The “Composer Portrait” that preceded the main concert was welcome in enabling listeners to hear some of the facets that had influenced the symphony’s creation. Hence the contrasts in emotional intensity found in Three Roman Miniatures (2000), thoughtfully given by clarinettist James Burke; the Messiaenic fervour of Dionysus Dithyramb (2004), vibrantly played by pianist James Kreiling; finally the resourceful setting of T. S. Eliot’s “Marina” (1988), sensitively sung by Alexander Baker with judicious contributions from the Guildhall musicians (on viola, basset horn and piano). Continuity was provided by Matthews’s self-effacing observations on his composing, and the whole made an insightful entrée to the premiere to follow.
Not that the remainder of the Prom’s programme was a let-down. In particular, Janine Jansen’s account of Prokofiev’s Second Violin Concerto was a rare treat for bringing out this oft-played work’s formal ingenuity as well as its melodic directness. So the opening Allegro unfolded with a teasing obliqueness, while the songfulness of the Andante was made more so by its never being allowed to settle and the finale had a bracing astringency with the Spanish undertones seeming integral rather than merely colourful. Superb playing from a soloist who has given many fine performances in the UK these past five years, and (one or two fractional mis-co-ordinations aside) secure accompanying from the orchestra.

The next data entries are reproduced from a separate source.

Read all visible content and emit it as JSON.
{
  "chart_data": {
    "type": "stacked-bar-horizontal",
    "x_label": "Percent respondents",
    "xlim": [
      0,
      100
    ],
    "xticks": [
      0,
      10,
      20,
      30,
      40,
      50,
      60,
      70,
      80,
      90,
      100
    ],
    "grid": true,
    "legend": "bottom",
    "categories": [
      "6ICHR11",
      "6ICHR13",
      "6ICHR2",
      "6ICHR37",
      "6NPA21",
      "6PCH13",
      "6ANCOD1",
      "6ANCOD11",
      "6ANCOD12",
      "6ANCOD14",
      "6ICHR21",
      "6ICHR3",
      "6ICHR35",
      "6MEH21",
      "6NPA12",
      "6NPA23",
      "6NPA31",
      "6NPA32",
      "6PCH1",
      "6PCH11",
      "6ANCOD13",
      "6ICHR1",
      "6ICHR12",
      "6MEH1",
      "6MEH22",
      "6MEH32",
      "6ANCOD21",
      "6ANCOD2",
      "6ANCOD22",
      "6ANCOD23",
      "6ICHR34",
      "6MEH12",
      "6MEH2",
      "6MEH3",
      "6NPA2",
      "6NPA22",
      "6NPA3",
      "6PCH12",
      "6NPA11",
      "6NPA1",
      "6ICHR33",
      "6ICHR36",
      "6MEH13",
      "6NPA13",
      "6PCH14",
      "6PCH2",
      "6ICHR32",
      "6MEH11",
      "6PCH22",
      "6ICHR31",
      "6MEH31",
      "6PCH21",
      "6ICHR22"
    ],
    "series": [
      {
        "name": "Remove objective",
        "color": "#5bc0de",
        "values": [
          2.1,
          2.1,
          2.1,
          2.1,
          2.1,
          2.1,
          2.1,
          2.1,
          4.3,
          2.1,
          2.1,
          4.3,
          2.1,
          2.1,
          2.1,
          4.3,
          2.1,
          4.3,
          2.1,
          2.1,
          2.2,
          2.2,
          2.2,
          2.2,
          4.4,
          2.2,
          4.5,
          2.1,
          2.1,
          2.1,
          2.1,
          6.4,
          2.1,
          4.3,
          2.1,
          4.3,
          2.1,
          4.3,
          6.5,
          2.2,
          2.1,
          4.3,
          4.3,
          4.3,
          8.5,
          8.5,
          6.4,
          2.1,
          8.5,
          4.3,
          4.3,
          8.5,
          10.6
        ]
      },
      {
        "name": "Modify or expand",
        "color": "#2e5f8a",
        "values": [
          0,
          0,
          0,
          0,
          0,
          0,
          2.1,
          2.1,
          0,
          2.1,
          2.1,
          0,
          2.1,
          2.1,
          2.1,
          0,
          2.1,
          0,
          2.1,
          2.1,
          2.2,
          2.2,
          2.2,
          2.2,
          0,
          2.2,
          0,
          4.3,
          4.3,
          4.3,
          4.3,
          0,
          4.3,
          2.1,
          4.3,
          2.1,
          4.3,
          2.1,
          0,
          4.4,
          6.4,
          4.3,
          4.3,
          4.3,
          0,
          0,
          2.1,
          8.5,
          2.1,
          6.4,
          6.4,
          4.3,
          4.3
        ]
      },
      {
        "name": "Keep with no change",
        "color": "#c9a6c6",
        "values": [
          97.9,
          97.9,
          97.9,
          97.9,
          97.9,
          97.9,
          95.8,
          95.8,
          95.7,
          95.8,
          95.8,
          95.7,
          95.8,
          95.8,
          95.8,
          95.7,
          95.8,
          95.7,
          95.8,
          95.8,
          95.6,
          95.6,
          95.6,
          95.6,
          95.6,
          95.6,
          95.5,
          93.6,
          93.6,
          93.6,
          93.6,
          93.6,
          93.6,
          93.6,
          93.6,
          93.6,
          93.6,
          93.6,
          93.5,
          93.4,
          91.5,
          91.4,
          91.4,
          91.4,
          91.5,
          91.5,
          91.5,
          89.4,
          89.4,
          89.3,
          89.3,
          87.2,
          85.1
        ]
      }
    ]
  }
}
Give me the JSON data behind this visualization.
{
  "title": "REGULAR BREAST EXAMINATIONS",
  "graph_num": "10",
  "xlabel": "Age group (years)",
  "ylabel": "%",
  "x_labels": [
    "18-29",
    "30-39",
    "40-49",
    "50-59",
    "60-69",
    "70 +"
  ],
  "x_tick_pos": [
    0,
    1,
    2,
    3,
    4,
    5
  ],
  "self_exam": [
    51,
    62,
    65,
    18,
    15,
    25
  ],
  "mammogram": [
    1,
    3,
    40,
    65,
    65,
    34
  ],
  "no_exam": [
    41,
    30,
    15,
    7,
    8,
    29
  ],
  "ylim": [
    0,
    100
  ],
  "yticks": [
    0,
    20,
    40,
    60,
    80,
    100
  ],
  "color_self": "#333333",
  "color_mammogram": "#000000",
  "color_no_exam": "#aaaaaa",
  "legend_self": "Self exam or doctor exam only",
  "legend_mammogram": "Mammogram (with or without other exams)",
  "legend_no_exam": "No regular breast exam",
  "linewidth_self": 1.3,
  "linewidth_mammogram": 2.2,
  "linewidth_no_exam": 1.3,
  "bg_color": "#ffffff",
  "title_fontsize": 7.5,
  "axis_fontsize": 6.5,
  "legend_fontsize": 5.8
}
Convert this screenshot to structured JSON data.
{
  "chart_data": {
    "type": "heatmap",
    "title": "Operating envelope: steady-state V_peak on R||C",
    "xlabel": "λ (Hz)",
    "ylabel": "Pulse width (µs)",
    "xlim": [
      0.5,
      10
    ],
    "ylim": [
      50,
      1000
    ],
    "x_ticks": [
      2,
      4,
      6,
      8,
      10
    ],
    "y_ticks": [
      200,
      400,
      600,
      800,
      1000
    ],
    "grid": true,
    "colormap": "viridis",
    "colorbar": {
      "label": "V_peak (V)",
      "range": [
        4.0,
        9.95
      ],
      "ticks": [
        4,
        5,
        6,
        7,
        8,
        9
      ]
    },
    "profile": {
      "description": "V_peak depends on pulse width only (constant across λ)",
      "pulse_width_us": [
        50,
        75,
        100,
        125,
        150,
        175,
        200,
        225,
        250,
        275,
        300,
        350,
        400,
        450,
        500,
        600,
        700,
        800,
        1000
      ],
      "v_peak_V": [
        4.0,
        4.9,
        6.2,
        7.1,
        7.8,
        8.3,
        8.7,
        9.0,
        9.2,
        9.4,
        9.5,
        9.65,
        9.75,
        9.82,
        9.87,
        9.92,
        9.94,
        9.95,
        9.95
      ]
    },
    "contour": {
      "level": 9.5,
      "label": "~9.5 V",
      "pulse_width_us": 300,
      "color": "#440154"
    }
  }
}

Framing the concert were pieces by French composers from very different stages in their careers. Whether or not Debussy’s Printemps ever existed in an orchestral version at the time (1887) of its composition, the Revised Version of 1912 makes up for any over-fussiness by respecting the engaging awkwardness of the original. Its two parts chart a gradual, not-too-discursive course from spring’s conception to its realisation – the former featuring some gorgeously indulgent harmonies and the latter displaying a corresponding rhythmic verve, though the combining of its main themes at the close is so foursquare as to be a virtual provocation on Debussy’s part. Van Steen brought it all off with aplomb.
Ravel’s La valse is, of course, a signal masterpiece (whether or not in comparison) and van Steen had the measure of its astoundingly original take on the Viennese waltz, emerging inexorably from veiled uncertainty to a close of impending disaster – albeit with the mechanistic final bars rendered just a shade too literally. Others have brought out more of the formal ingenuity that informs the work’s progress, but little of its impact was lost in any case. Whether a suitable follow-up to the Matthews is a moot point, but it rounded off a fine evening of music-making in suitably unequivocal fashion.